Permanente Metals Corporation (PMC) is best known for having managed the Richmond Shipyards in Richmond, California, owned by one of industrialist Henry J. Kaiser's many corporations, and also engaged in related corporate activities. These four of the seven west coast Kaiser Shipyards were known for their construction of Liberty ships and later Victory ships.

== History ==
The company was formed on 9 December 1940 as the Todd California Shipbuilding Corporation. The name was changed to Permanente Metals Corp. on 8 November 1941. In February 1942, the Todd Corporation acquired Kaiser's interests in the Seattle-Tacoma Shipbuilding Corporation and Kaiser acquired Todd's interests in Permanente Metals. The seven-way shipyard in Richmond that was built to fulfill a contract for 30 Ocean ships was complete by August 1941 and Permanente Metals completed the contract for the ships.

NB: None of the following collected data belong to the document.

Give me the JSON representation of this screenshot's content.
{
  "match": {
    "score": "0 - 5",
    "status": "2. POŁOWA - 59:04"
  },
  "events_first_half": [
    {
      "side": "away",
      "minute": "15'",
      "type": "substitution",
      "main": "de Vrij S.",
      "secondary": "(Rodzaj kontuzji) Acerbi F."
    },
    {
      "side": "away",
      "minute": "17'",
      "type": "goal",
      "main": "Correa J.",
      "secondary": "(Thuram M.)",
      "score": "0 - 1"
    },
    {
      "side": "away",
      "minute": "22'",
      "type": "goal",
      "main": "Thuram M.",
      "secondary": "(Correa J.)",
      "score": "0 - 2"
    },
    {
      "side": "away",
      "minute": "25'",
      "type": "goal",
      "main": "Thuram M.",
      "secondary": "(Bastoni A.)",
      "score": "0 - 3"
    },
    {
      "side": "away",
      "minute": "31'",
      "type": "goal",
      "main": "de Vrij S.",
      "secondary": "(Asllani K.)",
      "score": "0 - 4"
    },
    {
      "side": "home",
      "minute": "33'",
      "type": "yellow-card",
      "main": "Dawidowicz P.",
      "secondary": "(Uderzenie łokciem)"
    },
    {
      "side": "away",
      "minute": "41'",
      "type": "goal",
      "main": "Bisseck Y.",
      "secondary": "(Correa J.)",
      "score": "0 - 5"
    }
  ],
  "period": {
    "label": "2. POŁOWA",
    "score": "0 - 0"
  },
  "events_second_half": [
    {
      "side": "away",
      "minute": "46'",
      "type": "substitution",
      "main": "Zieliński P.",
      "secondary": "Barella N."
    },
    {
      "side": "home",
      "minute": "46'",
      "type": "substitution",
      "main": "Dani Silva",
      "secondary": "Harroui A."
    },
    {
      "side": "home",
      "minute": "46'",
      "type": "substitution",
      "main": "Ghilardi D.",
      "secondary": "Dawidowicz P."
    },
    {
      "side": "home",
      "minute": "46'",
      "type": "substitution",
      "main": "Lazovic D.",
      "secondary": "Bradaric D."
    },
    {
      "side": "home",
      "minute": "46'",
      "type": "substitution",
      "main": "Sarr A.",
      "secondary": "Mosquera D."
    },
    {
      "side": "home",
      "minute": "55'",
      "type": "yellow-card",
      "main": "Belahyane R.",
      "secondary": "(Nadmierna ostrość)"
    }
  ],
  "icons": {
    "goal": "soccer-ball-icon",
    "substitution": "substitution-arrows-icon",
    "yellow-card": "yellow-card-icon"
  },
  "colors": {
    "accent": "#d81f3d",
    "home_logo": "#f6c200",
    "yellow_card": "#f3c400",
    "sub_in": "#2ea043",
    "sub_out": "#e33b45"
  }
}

The company was originally a major producer of magnesium during World War II and derives its name from the Permanente Creek in Santa Clara County, California where mining operations commenced in the early 1930s. To make use of its major product, powdered magnesium, PMC also developed and supplied an incendiary bomb mixture of magnesium powder, asphalt, gasoline, and other components (known as "goop," with similar characteristics to napalm); 17,000 short tons of goop-filled bombs were used in World War II (approximately eight percent of the total tonnage of incendiaries that were dropped during that conflict). Permanente ranked 42nd among United States corporations in the value of World War II military production contracts.

After the war, Kaiser went into the aluminum business, starting out with war surplus plants in Washington State and Louisiana. In 1949, the company name was changed. Permanente Metals was henceforth the Kaiser Aluminum & Chemicals Corporation.